2013 überstieg die Zahl der Erstsemester in Deutschland erstmals die Zahl der Einsteiger in eine duale Ausbildung. Dieser Sog hält unvermindert an, was durch die rückläufige Zahl der Ausbildungsbetriebe untermauert wird. Weniger als 21 % der Betriebe bilden aus. Innerhalb von 15 Jahren haben sich die Verhältnisse zwischen beruflicher und akademischer Bildung elementar verändert.

Wer eine berufliche Ausbildung erfolgreich abschließt, hat einen direkten Zugang zum Einstieg in den Arbeitsmarkt. Besonders positiv ist, dass Absolventen einer Berufsausbildung die Theorie bereits in die Praxis umzusetzen gelernt haben, Wissen und Können kombinieren und Besonderheiten wie Macken von Anlagen und Geräten kennen sowie Kunden und Markt einschätzen können. Die Chancen auf eine Übernahme sind hoch, weil immer weniger Personen eine Berufsausbildung ergreifen.

Personen, die eine Aufstiegsfortbildung zum Meister oder Techniker abgeschlossen haben, zählen in der Regel zu den Leistungsträgern in den Betrieben. Diese Menschen beherrschen Anlagen und Maschinen und sind wichtige Bindeglieder zwischen Management, Ingenieuren und produktiv Tätigen. Diese Personen haben laut einer Studie des IW Köln aus dem Jahre 2015 zu 47 % Personalverantwortung und sogar zu 80 % fachliche Weisungsbefugnis. Beide Werte übersteigen diejenigen von akademisch qualifizierten Personen. Auch die Arbeitslosenquote von nur 2 % untermauert den hohen Stellenwert einer beruflichen Qualifizierung mit anschließender Aufstiegsfortbildung zum Meister oder Techniker.

Eine Aufwertung erfahren die berufliche Bildung und deren Absolventen durch die Implementierung des Deutschen und Europäischen Qualifikationsrahmens, wonach dreijährige Berufsabschlüsse auf Niveau 4 und Techniker und Meister auf 6 (gleichwertig dem Bachelorabschluss) zugeordnet werden. Das ist auch ein Beitrag zu mehr sozialer Gerechtigkeit.

Während Aufstiegschancen gegeben sind und die Vereinbarkeit von Familie und Beruf ständig verbessert wird, muss beim Verdienst die Bildungs- und Arbeitsmarktpolitik zweifelsfrei noch Flankenschutz für eine Gleichstellung der Tarife beruflich und akademisch Qualifizierter geben.

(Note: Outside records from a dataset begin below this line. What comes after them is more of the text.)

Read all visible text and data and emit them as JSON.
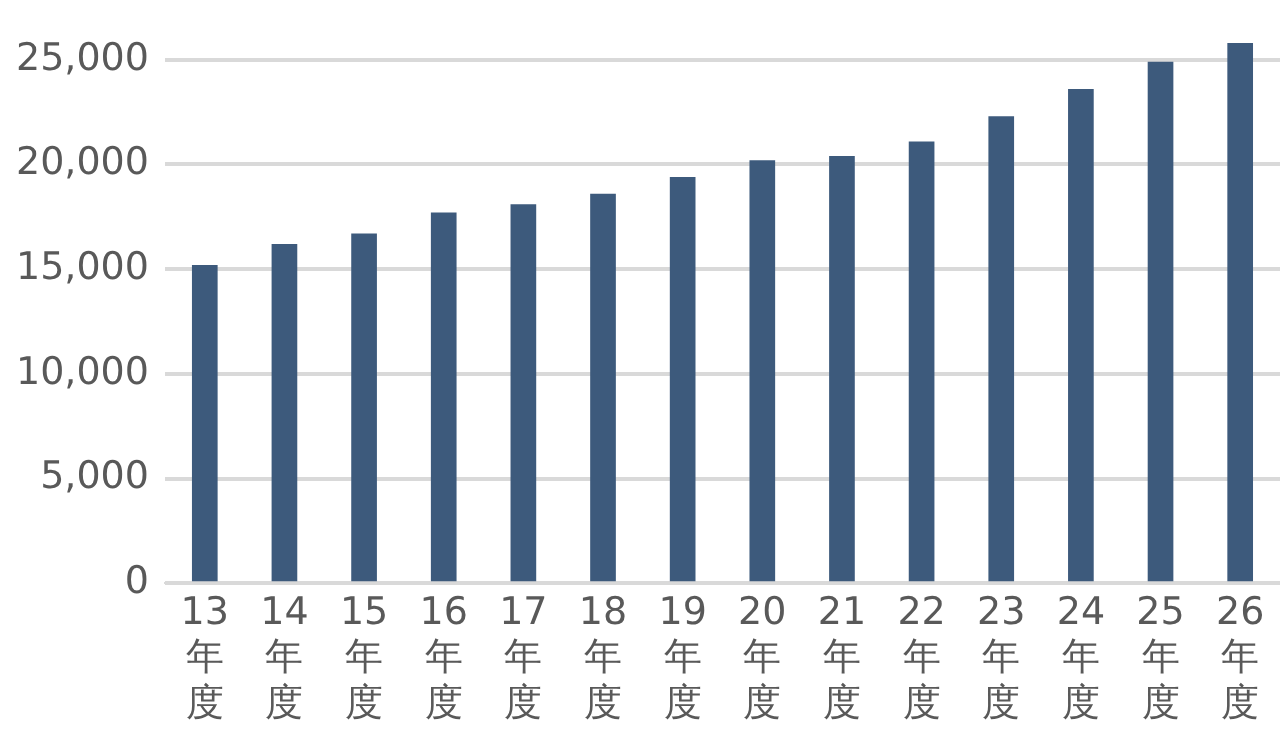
{
  "chart_data": {
    "type": "bar",
    "categories": [
      "13年度",
      "14年度",
      "15年度",
      "16年度",
      "17年度",
      "18年度",
      "19年度",
      "20年度",
      "21年度",
      "22年度",
      "23年度",
      "24年度",
      "25年度",
      "26年度"
    ],
    "values": [
      15200,
      16200,
      16700,
      17700,
      18100,
      18600,
      19400,
      20200,
      20400,
      21100,
      22300,
      23600,
      24900,
      25800
    ],
    "color": "#3d5a7c",
    "ylim": [
      0,
      26000
    ],
    "yticks": [
      0,
      {
        "value": 5000,
        "label": "5,000"
      },
      {
        "value": 10000,
        "label": "10,000"
      },
      {
        "value": 15000,
        "label": "15,000"
      },
      {
        "value": 20000,
        "label": "20,000"
      },
      {
        "value": 25000,
        "label": "25,000"
      }
    ],
    "grid": "y",
    "legend": false
  }
}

Wenn eine Person die direkte Auseinandersetzung mit Produkten liebt und die Theorie stark anwendungsbezogen nutzen möchte, bietet eine Berufsausbildung und eine darauf aufbauende Beschäftigung als Fachkraft zahlreiche Optionen. Flache Hierarchien in Großunternehmen und die auf der Kompetenz von Einzelpersonen basierenden Aufgaben in Handwerksbetrieben erlauben große Gestaltungs- und Innovationsspielräume, die die Arbeitszufriedenheit fördern und die Identifikation mit dem Unternehmen stützen.

Arbeitsmarktpolitik, Berufsbildungspolitik und Gesellschaftspolitik sollten sich so weit verzahnen, dass sich das Angebot an Qualifikationen im akademischen Bereich wie in der Berufsausbildung weitgehend mit der Nachfrage auf dem Arbeitsmarkt deckt.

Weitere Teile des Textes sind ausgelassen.